I like to hold and inspect, feel and debate, ponder and select my purchases. So although I really liked the butterfly wings on the web, I waited for the full shopping experience.
I selected decorations and silly spider jewelry, masks and gloves, wigs and of course wings. There were many colors to chose from, blue ones, white ones, and pink ones. Small, medium, and large ones. I got two of them, the large purple butterfly and the medium black semi bat like ones.
I don’t fly in planes. I don’t like heights. But I do love to dream about flying. I am never happier in the morning then after a dream where I am flying above the ground.
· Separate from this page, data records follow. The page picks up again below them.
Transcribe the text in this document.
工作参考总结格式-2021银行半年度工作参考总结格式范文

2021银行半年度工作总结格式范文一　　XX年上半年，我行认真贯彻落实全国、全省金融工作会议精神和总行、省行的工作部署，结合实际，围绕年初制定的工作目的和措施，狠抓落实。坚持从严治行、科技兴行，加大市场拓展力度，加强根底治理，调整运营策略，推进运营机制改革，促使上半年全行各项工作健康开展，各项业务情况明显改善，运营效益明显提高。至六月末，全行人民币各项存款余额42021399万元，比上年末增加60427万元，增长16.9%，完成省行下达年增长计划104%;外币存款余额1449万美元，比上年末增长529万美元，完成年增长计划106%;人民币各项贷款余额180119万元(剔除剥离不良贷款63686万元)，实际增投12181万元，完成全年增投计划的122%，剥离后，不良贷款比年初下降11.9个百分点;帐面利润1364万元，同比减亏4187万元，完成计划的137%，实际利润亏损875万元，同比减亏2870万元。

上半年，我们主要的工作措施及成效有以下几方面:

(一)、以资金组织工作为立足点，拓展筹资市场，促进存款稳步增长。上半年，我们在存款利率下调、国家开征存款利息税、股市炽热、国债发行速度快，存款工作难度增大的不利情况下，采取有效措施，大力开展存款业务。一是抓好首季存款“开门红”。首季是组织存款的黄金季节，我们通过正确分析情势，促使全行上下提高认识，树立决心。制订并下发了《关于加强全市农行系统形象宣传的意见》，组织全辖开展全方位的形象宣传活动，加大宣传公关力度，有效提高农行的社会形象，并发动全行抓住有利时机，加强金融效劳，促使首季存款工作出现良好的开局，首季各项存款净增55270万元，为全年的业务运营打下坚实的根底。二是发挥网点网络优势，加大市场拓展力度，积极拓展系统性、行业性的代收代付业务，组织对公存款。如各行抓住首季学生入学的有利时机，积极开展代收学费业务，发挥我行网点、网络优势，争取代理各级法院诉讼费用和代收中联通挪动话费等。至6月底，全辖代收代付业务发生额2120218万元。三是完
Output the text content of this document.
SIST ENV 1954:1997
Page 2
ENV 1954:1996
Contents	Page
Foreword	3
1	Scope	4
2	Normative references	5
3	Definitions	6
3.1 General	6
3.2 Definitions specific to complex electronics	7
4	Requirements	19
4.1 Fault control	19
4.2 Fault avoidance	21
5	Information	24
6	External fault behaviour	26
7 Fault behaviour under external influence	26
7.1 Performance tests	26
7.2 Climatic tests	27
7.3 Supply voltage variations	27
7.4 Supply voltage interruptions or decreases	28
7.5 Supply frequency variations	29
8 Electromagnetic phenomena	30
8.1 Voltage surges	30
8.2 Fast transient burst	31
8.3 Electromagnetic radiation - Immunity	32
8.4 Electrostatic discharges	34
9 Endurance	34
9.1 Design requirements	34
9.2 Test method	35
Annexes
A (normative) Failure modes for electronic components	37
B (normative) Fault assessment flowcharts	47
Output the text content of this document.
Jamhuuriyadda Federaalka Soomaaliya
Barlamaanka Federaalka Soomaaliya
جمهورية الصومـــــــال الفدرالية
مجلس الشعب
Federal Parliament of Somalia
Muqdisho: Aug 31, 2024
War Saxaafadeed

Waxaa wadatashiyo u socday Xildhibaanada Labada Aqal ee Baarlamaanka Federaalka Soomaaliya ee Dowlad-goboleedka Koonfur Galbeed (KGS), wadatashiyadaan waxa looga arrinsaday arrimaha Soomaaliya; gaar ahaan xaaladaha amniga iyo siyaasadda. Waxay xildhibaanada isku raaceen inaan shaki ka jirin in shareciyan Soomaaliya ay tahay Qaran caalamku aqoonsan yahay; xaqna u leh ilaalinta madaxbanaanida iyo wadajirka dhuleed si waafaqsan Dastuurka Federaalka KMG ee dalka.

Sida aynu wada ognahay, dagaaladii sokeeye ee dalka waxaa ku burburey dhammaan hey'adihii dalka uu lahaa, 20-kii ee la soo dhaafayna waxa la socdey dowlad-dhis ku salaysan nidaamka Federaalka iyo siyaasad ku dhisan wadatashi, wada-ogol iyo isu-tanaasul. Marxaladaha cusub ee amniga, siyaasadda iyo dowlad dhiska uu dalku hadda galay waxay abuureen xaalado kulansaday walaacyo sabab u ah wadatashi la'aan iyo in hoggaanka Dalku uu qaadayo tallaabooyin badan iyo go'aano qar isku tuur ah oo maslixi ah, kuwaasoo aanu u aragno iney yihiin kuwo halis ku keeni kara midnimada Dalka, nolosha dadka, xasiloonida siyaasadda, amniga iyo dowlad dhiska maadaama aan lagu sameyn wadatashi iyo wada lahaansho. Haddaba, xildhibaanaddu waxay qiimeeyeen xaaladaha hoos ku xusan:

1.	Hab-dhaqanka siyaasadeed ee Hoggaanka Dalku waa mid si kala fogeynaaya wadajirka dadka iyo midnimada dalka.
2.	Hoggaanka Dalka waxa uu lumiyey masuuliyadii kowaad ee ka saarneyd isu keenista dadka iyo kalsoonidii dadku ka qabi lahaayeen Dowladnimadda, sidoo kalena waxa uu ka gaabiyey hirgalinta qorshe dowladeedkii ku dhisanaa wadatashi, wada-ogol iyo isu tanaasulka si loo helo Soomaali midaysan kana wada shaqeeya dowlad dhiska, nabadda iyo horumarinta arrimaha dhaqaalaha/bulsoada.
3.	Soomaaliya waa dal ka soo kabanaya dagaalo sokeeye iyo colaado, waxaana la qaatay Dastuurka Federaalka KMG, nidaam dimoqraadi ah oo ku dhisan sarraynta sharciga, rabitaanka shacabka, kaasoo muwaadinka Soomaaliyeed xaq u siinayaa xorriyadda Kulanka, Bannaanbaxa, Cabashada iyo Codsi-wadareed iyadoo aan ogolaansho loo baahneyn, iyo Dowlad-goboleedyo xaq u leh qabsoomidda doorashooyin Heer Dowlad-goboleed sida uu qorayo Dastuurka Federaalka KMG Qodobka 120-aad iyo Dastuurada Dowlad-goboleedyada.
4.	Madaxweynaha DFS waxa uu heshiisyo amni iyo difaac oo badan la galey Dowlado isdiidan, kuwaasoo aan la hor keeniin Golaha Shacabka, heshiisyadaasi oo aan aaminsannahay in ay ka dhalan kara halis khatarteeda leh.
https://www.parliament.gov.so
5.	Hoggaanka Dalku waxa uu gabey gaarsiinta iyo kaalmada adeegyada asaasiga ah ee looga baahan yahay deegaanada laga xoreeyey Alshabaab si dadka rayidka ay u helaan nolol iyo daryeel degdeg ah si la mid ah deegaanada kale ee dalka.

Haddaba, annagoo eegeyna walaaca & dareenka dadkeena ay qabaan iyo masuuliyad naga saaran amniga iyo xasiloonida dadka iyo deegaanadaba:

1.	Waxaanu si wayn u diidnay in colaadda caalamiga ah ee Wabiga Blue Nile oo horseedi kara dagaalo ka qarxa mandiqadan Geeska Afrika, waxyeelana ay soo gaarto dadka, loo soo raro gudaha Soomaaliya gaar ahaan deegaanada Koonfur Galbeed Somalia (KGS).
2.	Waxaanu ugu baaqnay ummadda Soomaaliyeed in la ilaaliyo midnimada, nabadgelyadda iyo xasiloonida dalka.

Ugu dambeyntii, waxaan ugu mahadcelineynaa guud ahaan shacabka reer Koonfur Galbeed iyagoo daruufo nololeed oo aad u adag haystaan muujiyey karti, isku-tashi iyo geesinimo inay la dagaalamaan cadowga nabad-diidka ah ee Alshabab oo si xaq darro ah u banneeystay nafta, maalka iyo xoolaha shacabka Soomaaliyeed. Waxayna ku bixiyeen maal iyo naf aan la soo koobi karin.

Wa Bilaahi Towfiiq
So I needed some wings to prolong the feeling in my waking world.
There is a part of me that craves the freedom that personal flight affords. I have never stopped myself from spreading my arms on a windy day and soar around the yard on the breeze, even into adulthood.
I have my own personal wings now and I can fly away into the absence of restrictions. Freedom from gravity, lighter then air. I have a renewed sense of being. I have found a new inner self and today I fly.